Platelet-neutrophil interaction during sepsis. During sepsis, activated platelets attach to neutrophils via a selectin dependent process, namely the release and expression P-selectin of platelet from a-granules which binds to the counter ligand P-selectin glycoprotein ligand (PSGL) expressed on neutophils. Besides that, activated platelet can expression CD40L and then shed it into circulation. Triggering receptor expressed on myeloid cells (TREM)1, triggering receptor expressed on myeloid cells together with CD40L interact with neutrophils which can further promote the activation of neutophils and its generation of reaction oxygen species (ROS). For platelet-expressed CD40L, it can also interact with CD40 on endothelial cells to stimulate the endothelial cell to a pro-inflammatory phenotype: upregulation of intercellular adhesion molecule (ICAM)1 and vascular cell adhesion molecule (VCAM)1, thereby driving neutrophil recruitment. The platelet can also mediate the formation of neutrophil extracellular trap (NET) via the interaction of lymphocyte function-associated antigen (LFA)-1, which can trap free bacteria and enhance the platelet and red blood cell (RBC) adhesion to promote thrombus formation.

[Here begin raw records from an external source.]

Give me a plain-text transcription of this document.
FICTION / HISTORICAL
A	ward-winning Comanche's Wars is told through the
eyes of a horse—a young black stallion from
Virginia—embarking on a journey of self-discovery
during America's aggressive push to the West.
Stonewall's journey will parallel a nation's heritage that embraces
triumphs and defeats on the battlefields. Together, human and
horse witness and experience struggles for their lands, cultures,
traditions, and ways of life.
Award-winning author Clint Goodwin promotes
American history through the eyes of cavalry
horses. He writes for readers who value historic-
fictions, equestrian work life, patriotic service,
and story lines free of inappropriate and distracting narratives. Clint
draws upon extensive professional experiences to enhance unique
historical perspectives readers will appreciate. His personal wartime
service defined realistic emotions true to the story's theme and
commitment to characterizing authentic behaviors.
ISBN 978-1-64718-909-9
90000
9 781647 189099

Increasing evidences have proved that the interactions between platelet and neutrophil play a major role in the development of organ failure both in septic patients and experimental animals. In patients with sepsis, enhanced platelet-neutrophil interaction was determined by increased platelet-leukocyte conjugates in blood using a double-labeling flow cytometry technique and this interaction correlated with the severity of septic organ dysfunction.[83] Platelets mediate excessive neutrophil recruitment in lung and acute lung injury via CD40L/Mac-1 pathway in murine abdominal sepsis.[79] Neutrophil-dependent recruitment of platelets in the liver microcirculation impairs sinusoidal perfusion and may contribute to the liver dysfunction in murine abdominal sepsis.[84]

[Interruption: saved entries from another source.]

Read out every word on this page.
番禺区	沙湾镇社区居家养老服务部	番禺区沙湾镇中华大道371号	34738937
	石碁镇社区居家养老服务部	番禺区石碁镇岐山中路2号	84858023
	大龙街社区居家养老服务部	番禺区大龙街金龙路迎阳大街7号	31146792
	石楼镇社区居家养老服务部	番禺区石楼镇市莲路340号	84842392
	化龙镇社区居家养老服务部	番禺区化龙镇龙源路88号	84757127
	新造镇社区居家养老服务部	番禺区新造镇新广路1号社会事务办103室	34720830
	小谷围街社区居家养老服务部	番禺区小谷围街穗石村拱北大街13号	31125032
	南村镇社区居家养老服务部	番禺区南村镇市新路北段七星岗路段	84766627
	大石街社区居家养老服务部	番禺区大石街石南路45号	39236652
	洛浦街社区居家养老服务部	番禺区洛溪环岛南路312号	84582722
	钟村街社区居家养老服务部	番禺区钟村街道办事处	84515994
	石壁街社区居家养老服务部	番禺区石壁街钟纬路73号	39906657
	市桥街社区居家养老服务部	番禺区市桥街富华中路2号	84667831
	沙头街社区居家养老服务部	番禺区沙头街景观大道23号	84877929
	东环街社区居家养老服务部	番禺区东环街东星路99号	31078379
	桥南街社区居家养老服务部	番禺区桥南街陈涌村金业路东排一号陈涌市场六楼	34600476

Therapeutic potential for platelet-neutrophil interaction in sepsis

Clinical therapeutic strategy for platelet or neutrophil alone has been applied for several decades and achieved a great success. However, therapeutic strategy targeting platelet-neutrophil interaction in sepsis is barely seen. Come a long way in understanding of molecular and cellular basis of platelet-neutrophil interaction in sepsis, a growing body of studies focuses on the interference with platelet-neutrophil interaction in sepsis. Ogura H et al. reported P-selectin-dependent platelet-neutrophil interaction is involved in the outcome of severely septic patients and P-selectin blockade markedly inhibited this interaction.[85] Exposed to cecal ligation and puncture (CLP), CD40L gene-deficient mice show a significantly inhibited platelet-neutrophil interaction and alleviated pulmonary damage.[79] Experimental inhibition of PSGL-1 significantly abolished CLP-induced platelet-neutrophil aggregation which has no effect on neutrophil expression of Mac-1.[10] Owing to crucial role on platelet-neutrophil interaction, TREM1-silenced mice are highly resistant to a lethal endotoxin challenge and partial silencing of TREM1 in the bacterial peritonitis model produces a significant survival benefit.[86] Exciting times lies ahead, with the improving awareness of intracellular machinery, we are on the cusp of converting new lessons from intravital studies into novel effective treatment options.

Conclusion

Sepsis, frequently occurs after hemorrhage, trauma, burn, or abdominal surgery, remains a major challenge both for clinicians and researchers. Despite many years of intensive research and numerous clinical studies, its pathophysiology is still incompletely understood, and some specific treatments have not been successful in clinical trials. This is mainly due to the fact that sepsis can be characterized as a complex and dynamic disease process. Targeting platelet-neutrophil interaction is a promising field for sepsis management and infection control. Developing sepsis-specific platelet-neutrophil interaction for patients is a path strewn with obstacles, but an exciting and promising area of research. Understanding of sepsis-induced platelet-neutrophil interaction offers vast opportunities for improving the mortality and morbidity from sepsis. We expect that this novel strategy will continue to be clinically assessed and potentially exploited for the more effective future treatment of sepsis.